Bennett nodded. "It sounds to me like you're ready to go back to work. What do you think?"
"I think you're right," Steve said with a grin.
Bennett came around the desk and extended his hand to shake. "I'll contact your captain and let him know you'll be back on Monday, but only for desk duty the first week. Then, if there are no problems, you can go back to your normal work."
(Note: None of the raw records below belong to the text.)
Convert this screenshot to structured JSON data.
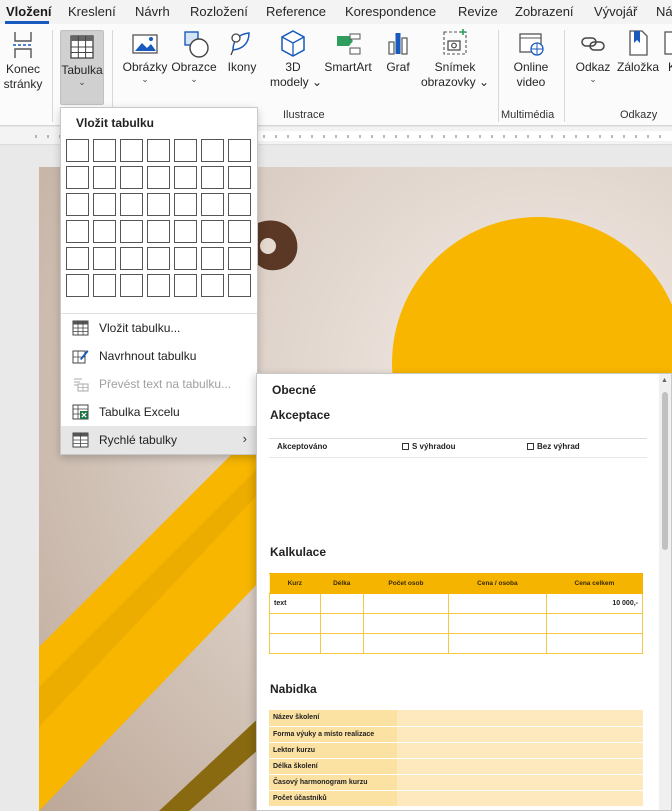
{
  "tabs": [
    "Vložení",
    "Kreslení",
    "Návrh",
    "Rozložení",
    "Reference",
    "Korespondence",
    "Revize",
    "Zobrazení",
    "Vývojář",
    "Ná"
  ],
  "ribbon": {
    "konec": {
      "line1": "Konec",
      "line2": "stránky"
    },
    "tabulka": "Tabulka",
    "obrazky": "Obrázky",
    "obrazce": "Obrazce",
    "ikony": "Ikony",
    "modely": {
      "line1": "3D",
      "line2": "modely"
    },
    "smartart": "SmartArt",
    "graf": "Graf",
    "snimek": {
      "line1": "Snímek",
      "line2": "obrazovky"
    },
    "online": {
      "line1": "Online",
      "line2": "video"
    },
    "odkaz": "Odkaz",
    "zalozka": "Záložka",
    "kr": "K",
    "groups": {
      "ilustrace": "Ilustrace",
      "multimedia": "Multimédia",
      "odkazy": "Odkazy"
    }
  },
  "dropdown": {
    "title": "Vložit tabulku",
    "items": [
      {
        "label": "Vložit tabulku...",
        "icon": "table-icon",
        "disabled": false
      },
      {
        "label": "Navrhnout tabulku",
        "icon": "pencil-table-icon",
        "disabled": false
      },
      {
        "label": "Převést text na tabulku...",
        "icon": "convert-text-icon",
        "disabled": true
      },
      {
        "label": "Tabulka Excelu",
        "icon": "excel-table-icon",
        "disabled": false
      },
      {
        "label": "Rychlé tabulky",
        "icon": "quick-tables-icon",
        "disabled": false,
        "submenu": true
      }
    ]
  },
  "gallery": {
    "header": "Obecné",
    "akceptace": {
      "title": "Akceptace",
      "col1": "Akceptováno",
      "col2": "S výhradou",
      "col3": "Bez výhrad"
    },
    "kalkulace": {
      "title": "Kalkulace",
      "headers": [
        "Kurz",
        "Délka",
        "Počet osob",
        "Cena / osoba",
        "Cena celkem"
      ],
      "rows": [
        [
          "text",
          "",
          "",
          "",
          "10 000,-"
        ],
        [
          "",
          "",
          "",
          "",
          ""
        ],
        [
          "",
          "",
          "",
          "",
          ""
        ]
      ]
    },
    "nabidka": {
      "title": "Nabidka",
      "rows": [
        "Název školení",
        "Forma výuky a místo realizace",
        "Lektor kurzu",
        "Délka školení",
        "Časový harmonogram kurzu",
        "Počet účastníků"
      ]
    }
  },
  "colors": {
    "accent": "#185abd",
    "yellow": "#f8b600",
    "brown": "#5a3825",
    "table_header": "#f4b400"
  }
}
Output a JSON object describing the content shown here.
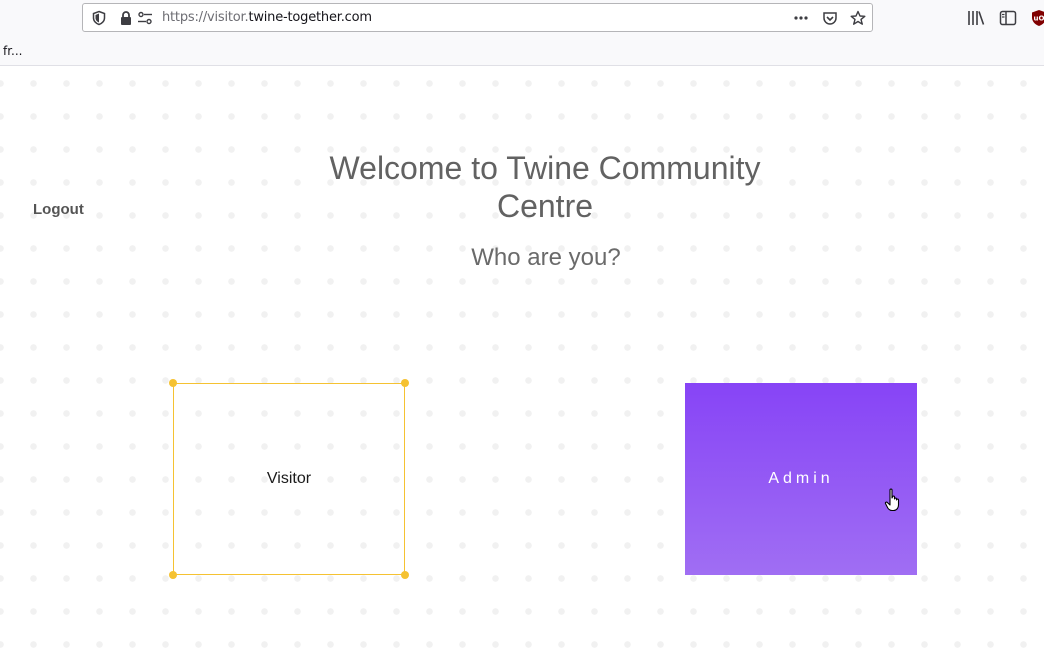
{
  "browser": {
    "url_prefix": "https://visitor.",
    "url_host": "twine-together.com",
    "bookmark": "fr..."
  },
  "page": {
    "logout": "Logout",
    "title": "Welcome to Twine Community Centre",
    "subtitle": "Who are you?",
    "cards": {
      "visitor": "Visitor",
      "admin": "Admin"
    }
  },
  "colors": {
    "accent_yellow": "#f5c232",
    "admin_gradient_top": "#8744f6",
    "admin_gradient_bottom": "#a06ef3"
  },
  "icons": [
    "shield-icon",
    "lock-icon",
    "permissions-icon",
    "more-icon",
    "pocket-icon",
    "bookmark-star-icon",
    "library-icon",
    "sidebar-icon",
    "ublock-icon",
    "hand-cursor-icon"
  ]
}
As Steve left the office, his step was lighter than it had been in a long time, and as he walked down the hall, memories came to him: a man holding his infant son; two kids, one a little over six feet tall, and one barely over four feet, playing cowboy; kids riding dirt bikes, his mother fretting for his safety and his father urging him on; proud parents congratulating a newly minted police officer; a worried father watching him go out into a forest fire; searching frantically for a missing friend and trying to help him when he came back lost and confused; helping another friend track a serial killer without becoming a victim herself. Through it all, and through everything he had ever done in his life, one thing remained constant, made the good times sweeter and the bad times bearable, a father's love.